HS kids the wind beneath our wings
July 3rd 2007

By Denis Hamill
NY Daily News Columnist


These students have their heads in the clouds.

Be grateful.

A few weeks ago I sat in on a special class at Aviation High in Long Island City listening to a sharp, impressive collection of young men and women, some of whom we will entrust our very lives to when we board the flying machines that launch us into the jittery skies over New York from LaGuardia, JFK and Newark airports.

These students were finishing up a special four-week program taught through English and social studies by teachers Pat Brown and Sgt. Willie Williams of the United States Air Force, in which the class read and discussed an excellent book called "Reclaiming the Sky: 9/11 and the Untold Story of the Men and Women Who Kept America Flying," by Tom Murphy, from which all proceeds go to aviation charities.

(Murphy even got Five Star Parking at JFK to buy the books for Aviation High.)

"The purpose of this course is to help prepare the next generation of aviation workers for the challenges of a new, nervous world by exposing them to 'core principles' held by the best from this generation," says Murphy. "Especially the three core principles at the heart of aviation professionalism: duty, teamwork and action."

Murphy's book breaks those three qualities down this way:

1 DUTY: a) If you start a job, finish it; b) Get the facts, and keep getting them. First facts are often incorrect; c) Be accountable, take responsibility for your decisions.

2 TEAMWORK: a) No man is an island, make connections with others; b) Get support when you need it, give it when you can; c) Communicate. Avoid isolation. Tell the truth.

3 ACTION: a) Focus and DO. Identify your customer's NEED and act to meet it; b) When grieving or hurt, look for something you can DO for someone, no matter how small it may seem, and that will help you move forward.

This book is filled with the personal stories of fortitude and bravery of ordinary airline workers thrust into an extraordinary crisis on the day our nation came under attack.

Using the details from the worst day in American aviation history, these Aviation High students found keen insight into "the leadership principles" they would need to apply in a life in aviation in a post 9/11 world.

"These principles will enhance their decisionmaking skills and capacity for empathy," Murphy told me before the class. "These kids wrote essays about the book. Unbelievable the way they were able to relate lessons from the stories in the book to losses in their own lives, including parents, siblings, friends and more. I'm floored. These kids just get it. These kids have the right stuff."

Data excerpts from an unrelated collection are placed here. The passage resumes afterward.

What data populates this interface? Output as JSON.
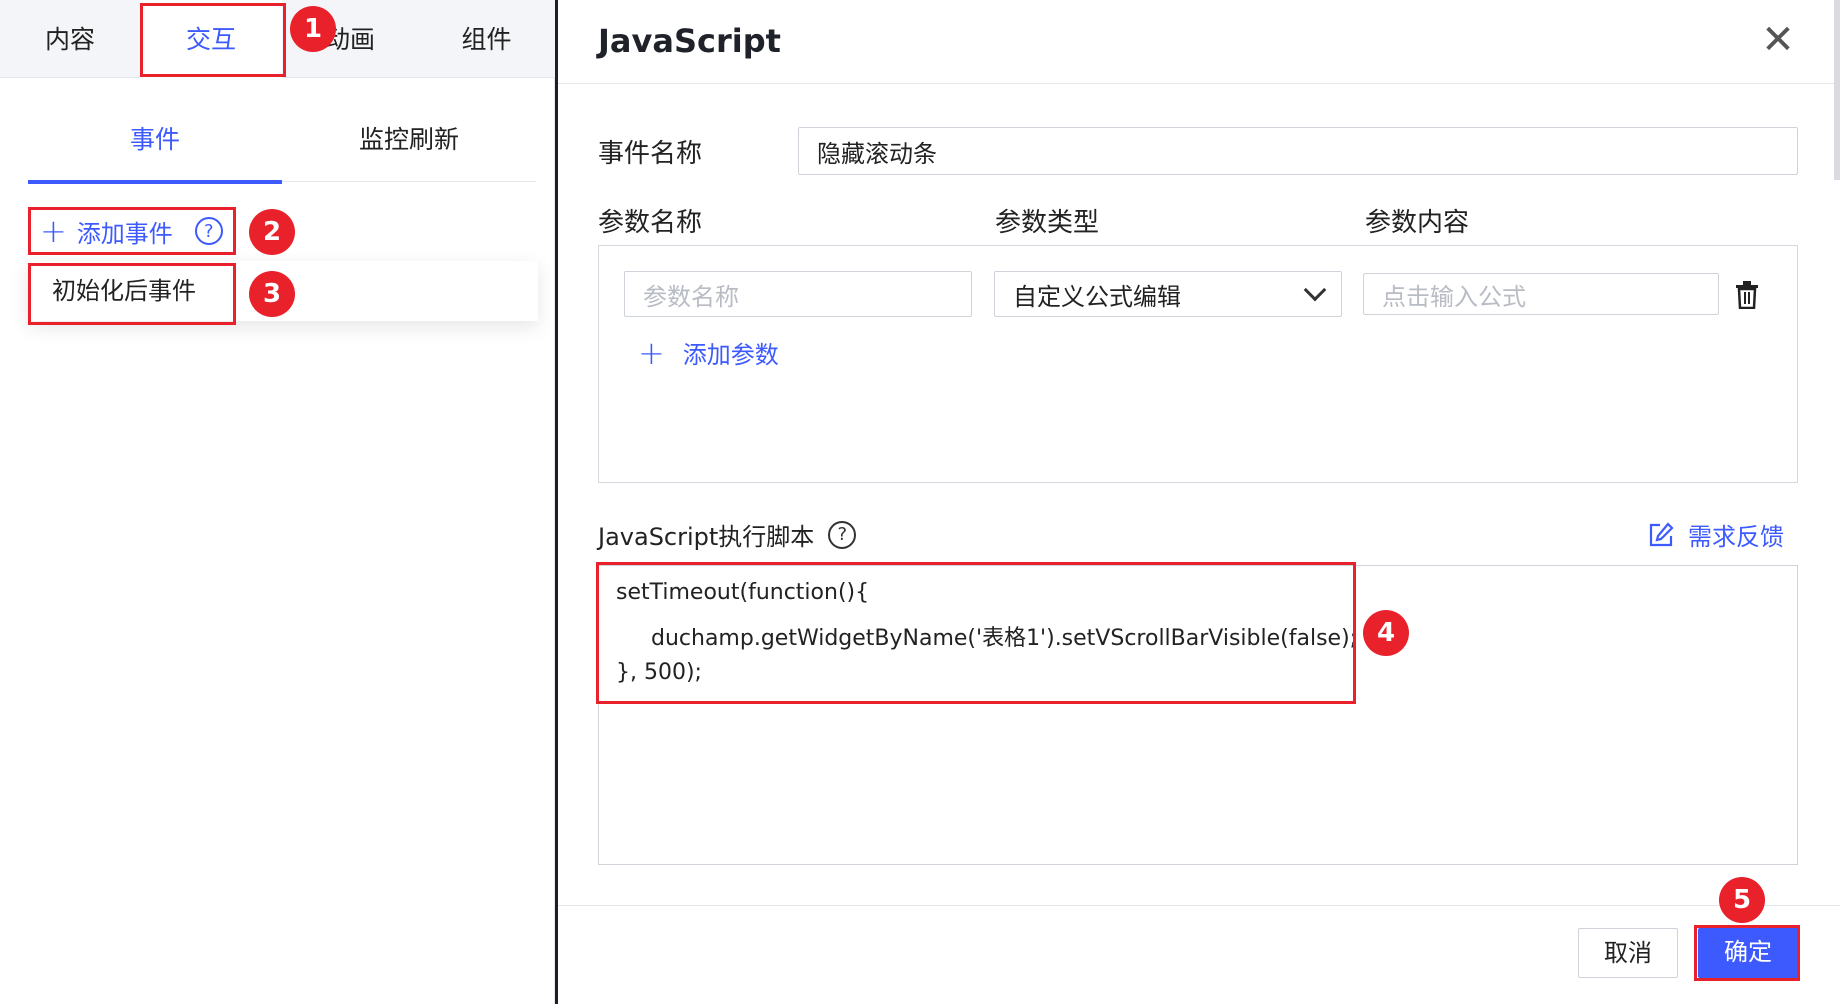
{
  "left_panel": {
    "top_tabs": [
      "内容",
      "交互",
      "动画",
      "组件"
    ],
    "sub_tabs": [
      "事件",
      "监控刷新"
    ],
    "add_event_label": "添加事件",
    "event_item": "初始化后事件"
  },
  "dialog": {
    "title": "JavaScript",
    "event_name_label": "事件名称",
    "event_name_value": "隐藏滚动条",
    "param_headers": [
      "参数名称",
      "参数类型",
      "参数内容"
    ],
    "param_name_placeholder": "参数名称",
    "param_type_value": "自定义公式编辑",
    "param_content_placeholder": "点击输入公式",
    "add_param_label": "添加参数",
    "script_label": "JavaScript执行脚本",
    "feedback_label": "需求反馈",
    "code_lines": [
      "setTimeout(function(){",
      "duchamp.getWidgetByName('表格1').setVScrollBarVisible(false);",
      "}, 500);"
    ],
    "cancel_label": "取消",
    "ok_label": "确定"
  },
  "annotations": [
    "1",
    "2",
    "3",
    "4",
    "5"
  ],
  "colors": {
    "accent": "#3d5afe",
    "annotation": "#e8212b"
  }
}
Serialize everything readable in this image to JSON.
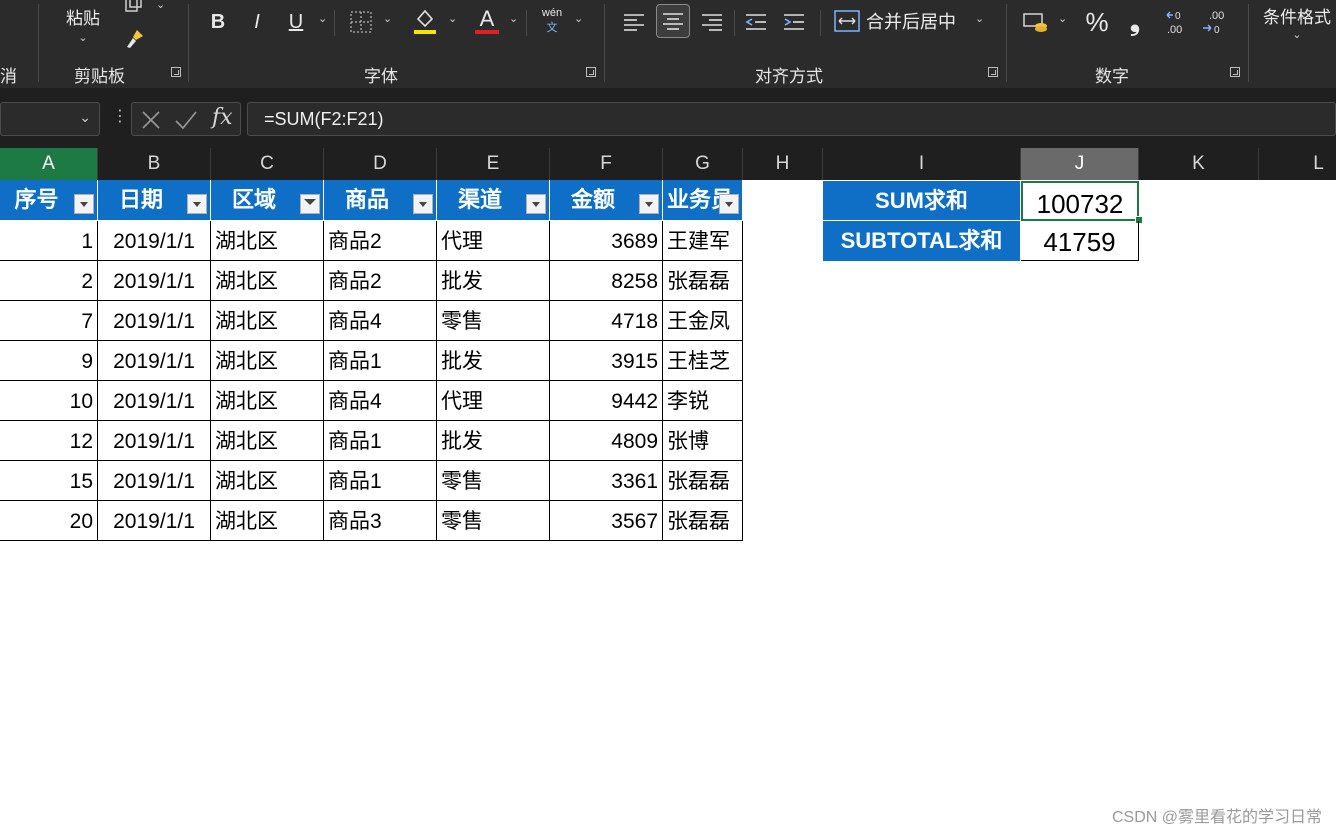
{
  "ribbon": {
    "cancel_partial": "消",
    "paste_label": "粘贴",
    "groups": {
      "clipboard": "剪贴板",
      "font": "字体",
      "alignment": "对齐方式",
      "number": "数字",
      "conditional_format": "条件格式"
    },
    "bold": "B",
    "italic": "I",
    "underline": "U",
    "font_color_letter": "A",
    "phonetic_top": "wén",
    "phonetic_bottom": "文",
    "merge_center": "合并后居中",
    "percent": "%",
    "comma": "❟",
    "inc_decimal": ".00",
    "dec_decimal": ".00",
    "accent_yellow": "#f5e300",
    "accent_red": "#e02020"
  },
  "formula_bar": {
    "formula": "=SUM(F2:F21)",
    "fx": "fx"
  },
  "columns": [
    "A",
    "B",
    "C",
    "D",
    "E",
    "F",
    "G",
    "H",
    "I",
    "J",
    "K",
    "L"
  ],
  "table": {
    "headers": [
      "序号",
      "日期",
      "区域",
      "商品",
      "渠道",
      "金额",
      "业务员"
    ],
    "rows": [
      [
        "1",
        "2019/1/1",
        "湖北区",
        "商品2",
        "代理",
        "3689",
        "王建军"
      ],
      [
        "2",
        "2019/1/1",
        "湖北区",
        "商品2",
        "批发",
        "8258",
        "张磊磊"
      ],
      [
        "7",
        "2019/1/1",
        "湖北区",
        "商品4",
        "零售",
        "4718",
        "王金凤"
      ],
      [
        "9",
        "2019/1/1",
        "湖北区",
        "商品1",
        "批发",
        "3915",
        "王桂芝"
      ],
      [
        "10",
        "2019/1/1",
        "湖北区",
        "商品4",
        "代理",
        "9442",
        "李锐"
      ],
      [
        "12",
        "2019/1/1",
        "湖北区",
        "商品1",
        "批发",
        "4809",
        "张博"
      ],
      [
        "15",
        "2019/1/1",
        "湖北区",
        "商品1",
        "零售",
        "3361",
        "张磊磊"
      ],
      [
        "20",
        "2019/1/1",
        "湖北区",
        "商品3",
        "零售",
        "3567",
        "张磊磊"
      ]
    ]
  },
  "summary": {
    "sum_label": "SUM求和",
    "sum_value": "100732",
    "subtotal_label": "SUBTOTAL求和",
    "subtotal_value": "41759"
  },
  "watermark": "CSDN @雾里看花的学习日常",
  "colors": {
    "header_blue": "#0f6fc6",
    "ribbon_bg": "#2b2b2b",
    "selection_green": "#1e7a45"
  }
}
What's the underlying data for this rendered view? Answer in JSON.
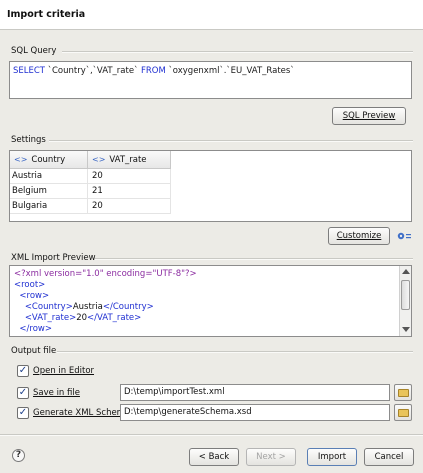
{
  "dialog": {
    "title": "Import criteria"
  },
  "sql": {
    "label": "SQL Query",
    "query": {
      "select": "SELECT",
      "columns": "`Country`,`VAT_rate`",
      "from": "FROM",
      "table": "`oxygenxml`.`EU_VAT_Rates`"
    },
    "preview_button": "SQL Preview"
  },
  "settings": {
    "label": "Settings",
    "columns": [
      "Country",
      "VAT_rate"
    ],
    "rows": [
      [
        "Austria",
        "20"
      ],
      [
        "Belgium",
        "21"
      ],
      [
        "Bulgaria",
        "20"
      ]
    ],
    "customize_button": "Customize"
  },
  "xml_preview": {
    "label": "XML Import Preview",
    "lines": [
      {
        "indent": "",
        "text": "<?xml version=\"1.0\" encoding=\"UTF-8\"?>",
        "kind": "pi"
      },
      {
        "indent": "",
        "text": "<root>",
        "kind": "tag"
      },
      {
        "indent": "  ",
        "open": "<row>",
        "kind": "tag"
      },
      {
        "indent": "    ",
        "open": "<Country>",
        "value": "Austria",
        "close": "</Country>",
        "kind": "elem"
      },
      {
        "indent": "    ",
        "open": "<VAT_rate>",
        "value": "20",
        "close": "</VAT_rate>",
        "kind": "elem"
      },
      {
        "indent": "  ",
        "open": "</row>",
        "kind": "tag"
      }
    ]
  },
  "output": {
    "label": "Output file",
    "open_in_editor": {
      "label": "Open in Editor",
      "checked": true
    },
    "save_in_file": {
      "label": "Save in file",
      "checked": true,
      "path": "D:\\temp\\importTest.xml"
    },
    "generate_schema": {
      "label": "Generate XML Schema",
      "checked": true,
      "path": "D:\\temp\\generateSchema.xsd"
    }
  },
  "footer": {
    "back": "< Back",
    "next": "Next >",
    "import": "Import",
    "cancel": "Cancel"
  },
  "icons": [
    "help-icon",
    "settings-gear-icon",
    "folder-icon",
    "xml-element-icon"
  ]
}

In class, Murphy read aloud some of those essays, heart-wrenching personal stories about life, loss and regret from which these kids found connections to the events of 9/11 and future crises.

Looking around the room I realized that these kids will be the air beneath our wings in the terror age. By the time the bell rang for the next period I was feeling a little better about the future of air travel in our wounded city.

Especially since the same course will be taught at Vaughn College of Aeronautics in Queens in September.

"About 85-90% of our students go on to college," says Eileen Taylor, Aviation's feisty and popular principal and Queens native whose school is celebrating its 50th anniversary. "They take regular academic courses and two shops in aviation in freshman year, three in sophomore and four in junior and senior year. By the time they graduate they are prepared to go into college or directly into the aviation business at our local airports and around the country."

Taylor was so protective of her kids she asked me not to use their names.

But not all the kids go directly to the local airports. Some told me they'd spoken to recruiters from the military, NASA, the MTA, the automotive industry and from murkier places. "We have a sheet metal shop teacher who used to be a CIA agent," brags one student.

"Some students have become teachers, doctors, psychiatrists. Bottom line it's just a great high school that prepares you for life."

All the kids nodded.

"I want to be a JAG lawyer for the Air Force," said one young woman. "I will get the fundamentals of aviation here, and then I'll go to law school, and be a military lawyer."

They all said reading "Reclaiming the Sky" gave them a deeper understanding of what it was like for aviation industry workers on and since 9/11.

"It's a brand new world," said one kid. "That's the world we'll be working in."

Great kids. Great school.

By the time I left Aviation High, I was feeling a whole lot better about the next generation who will be reclaiming our skies.